Planet Formation and Evolution Research at STScI
Studying star and planet formation, circumstellar disks, and planetary system evolution and architecture.
Star and Planet Formation
Using dynamical and chemical models and multi-wavelength, ground-based, and space-based observations, STScI researchers have characterized the evolution of the physical and chemical properties of star and planet formation environments in single and multi-stellar systems. From stellar mass accretion and stellar jets and outflows, to the evolution of gas and dust in protoplanetary and transitional disks, these studies can shed light on the conditions for planet formation. Also of interest are the planet-disk interactions, triggering planet migration and affecting the dynamical evolution of the young planetary systems.

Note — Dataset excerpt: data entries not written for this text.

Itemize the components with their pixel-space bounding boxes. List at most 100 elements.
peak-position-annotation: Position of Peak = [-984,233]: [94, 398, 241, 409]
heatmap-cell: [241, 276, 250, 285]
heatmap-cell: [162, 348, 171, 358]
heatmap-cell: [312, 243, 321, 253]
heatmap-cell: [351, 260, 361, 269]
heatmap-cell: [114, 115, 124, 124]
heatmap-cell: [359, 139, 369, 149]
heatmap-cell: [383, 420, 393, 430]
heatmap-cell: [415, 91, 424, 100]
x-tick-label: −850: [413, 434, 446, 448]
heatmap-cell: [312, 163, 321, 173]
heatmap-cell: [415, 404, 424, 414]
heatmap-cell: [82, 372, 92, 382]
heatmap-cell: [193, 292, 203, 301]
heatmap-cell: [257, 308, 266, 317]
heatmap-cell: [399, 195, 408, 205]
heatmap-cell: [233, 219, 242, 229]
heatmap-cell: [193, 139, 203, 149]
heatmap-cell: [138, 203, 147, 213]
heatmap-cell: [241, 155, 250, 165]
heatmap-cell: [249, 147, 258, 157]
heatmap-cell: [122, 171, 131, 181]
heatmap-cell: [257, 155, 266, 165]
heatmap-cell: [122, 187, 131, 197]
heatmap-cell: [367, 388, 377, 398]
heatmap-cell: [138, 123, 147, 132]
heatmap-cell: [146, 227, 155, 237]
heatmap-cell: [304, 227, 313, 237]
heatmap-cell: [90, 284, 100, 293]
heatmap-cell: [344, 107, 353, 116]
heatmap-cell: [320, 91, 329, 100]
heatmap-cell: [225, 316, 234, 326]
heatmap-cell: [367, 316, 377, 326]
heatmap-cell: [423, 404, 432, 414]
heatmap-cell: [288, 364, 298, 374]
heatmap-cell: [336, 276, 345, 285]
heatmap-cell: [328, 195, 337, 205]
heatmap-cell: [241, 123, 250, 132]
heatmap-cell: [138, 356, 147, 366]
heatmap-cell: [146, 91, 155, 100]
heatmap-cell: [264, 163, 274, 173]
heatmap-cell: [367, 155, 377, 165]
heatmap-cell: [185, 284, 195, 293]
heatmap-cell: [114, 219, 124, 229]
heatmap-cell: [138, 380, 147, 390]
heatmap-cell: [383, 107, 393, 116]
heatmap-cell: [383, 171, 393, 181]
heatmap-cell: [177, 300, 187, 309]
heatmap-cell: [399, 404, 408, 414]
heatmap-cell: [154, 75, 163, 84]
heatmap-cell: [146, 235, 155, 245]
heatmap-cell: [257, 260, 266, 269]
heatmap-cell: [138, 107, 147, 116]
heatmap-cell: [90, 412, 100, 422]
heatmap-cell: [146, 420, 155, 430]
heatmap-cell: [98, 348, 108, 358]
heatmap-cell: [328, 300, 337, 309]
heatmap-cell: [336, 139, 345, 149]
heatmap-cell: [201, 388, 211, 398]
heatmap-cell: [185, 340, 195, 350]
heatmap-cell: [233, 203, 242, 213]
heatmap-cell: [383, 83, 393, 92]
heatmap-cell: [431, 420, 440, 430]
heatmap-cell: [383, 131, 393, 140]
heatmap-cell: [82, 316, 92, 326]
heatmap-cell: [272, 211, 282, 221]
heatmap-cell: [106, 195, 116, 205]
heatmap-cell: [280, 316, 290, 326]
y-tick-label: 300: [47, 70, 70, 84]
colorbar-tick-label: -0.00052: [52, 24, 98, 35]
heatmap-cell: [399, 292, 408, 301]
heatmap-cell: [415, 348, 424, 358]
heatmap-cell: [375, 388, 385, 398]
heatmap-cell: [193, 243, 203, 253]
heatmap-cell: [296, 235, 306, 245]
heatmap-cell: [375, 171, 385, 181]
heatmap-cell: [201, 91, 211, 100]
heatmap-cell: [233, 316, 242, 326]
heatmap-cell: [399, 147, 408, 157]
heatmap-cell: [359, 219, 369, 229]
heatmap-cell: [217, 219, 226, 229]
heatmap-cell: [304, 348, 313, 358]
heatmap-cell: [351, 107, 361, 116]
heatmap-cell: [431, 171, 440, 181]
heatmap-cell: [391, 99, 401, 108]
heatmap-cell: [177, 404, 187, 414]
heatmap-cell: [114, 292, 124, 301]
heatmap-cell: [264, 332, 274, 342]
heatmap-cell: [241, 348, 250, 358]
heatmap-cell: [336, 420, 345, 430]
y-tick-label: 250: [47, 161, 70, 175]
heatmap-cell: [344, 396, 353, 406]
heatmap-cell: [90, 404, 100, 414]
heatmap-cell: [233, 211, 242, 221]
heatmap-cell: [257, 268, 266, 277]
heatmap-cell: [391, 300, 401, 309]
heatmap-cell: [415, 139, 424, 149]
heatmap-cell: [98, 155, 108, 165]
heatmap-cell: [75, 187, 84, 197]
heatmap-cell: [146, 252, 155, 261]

STScI researchers have used a wide range of models and multi-wavelength, ground-based, and space-based observations to characterize the physical and chemical properties of debris disks, including their evolution and spatial structure, and the planet-disk interactions. These studies, focused on detailed analyses of individual systems and statistical studies of large debris disk samples, can shed light on the planetesimal population that is responsible for the debris dust, helping constrain planetesimal and planet formation models and shedding light on the architecture of the extrasolar planetary systems.
Evolved Planetary Systems
The characterization of the planetesimal population around evolved stars has also been focus of investigation, via the study of the infrared excesses in white dwarfs and the study of the signatures of orbiting dust and gas revealed by transient or varying absorption features. These studies have also allowed the characterization of the elemental abundance of the disrupted, dust-producing planetesimals, shedding light on the bulk composition of the rocky exoplanets.
Star and Planet Formation (SPF) Group at STScI
SPF is a group of STScI researchers that studies circumstellar gas and disk chemistry, accretion processes in protostellar disks and envelopes, the evolution of protostellar systems, episodic accretion, jets and outflows, and the interaction with molecular clouds, and star forming region populations.
Extrasolar Planetary Systems Imaging Group
The Extrasolar Planetary System Imaging Group is a group of staff, postdocs, and students at STScI, JHU, and other institutions that work collectively to image planetary systems and circumstellar disks.
The STScI Exoplanets, Star and Planet Formation Seminar Series
Weekly seminar series at STScI featuring visiting researchers on topics related to exoplanets, star and planet formation.
Planets, Life, and the Universe Lecture Series
The Planets, Life, and the Universe lecture series brings high-profile speakers to the JHU/STScI campus to discuss current topics of interest in astrobiology and draws a large and steadily increasing audience. The lectures are presented live online and are also available for viewing on the website afterwards.
Archival Legacy Investigations of Circumstellar Environments (ALICE)
The HST NICMOS coronagraphic archive is a valuable database for exoplanets and disks studies containing observations of about 400 targets that were obtained as part of surveys looking for substellar companions or resolved circumstellar disks to young nearby stars. The ALICE program is an HST Legacy program that has reevaluated the NICMOS coronagraphic archive with improved detection limits, achieved with modern post-processing methods. The ALICE team has published high-level science products of NICMOS coronagraphic datasets, reprocessed as part of the ALICE project, that are available through MAST. These data can help at identifying the nature of companion candidates detected by other instruments, and at refining planet or disk population statistics by combining NICMOS data with other surveys.
Citizen Science Project: Disk Detective
STScI staff are critical contributors to the Disk Detective Citizen Science Project, the first NASA led and funded Zooniverse project that has the goal of identifying protoplanetary and debris disks in the NASA's WISE mission data.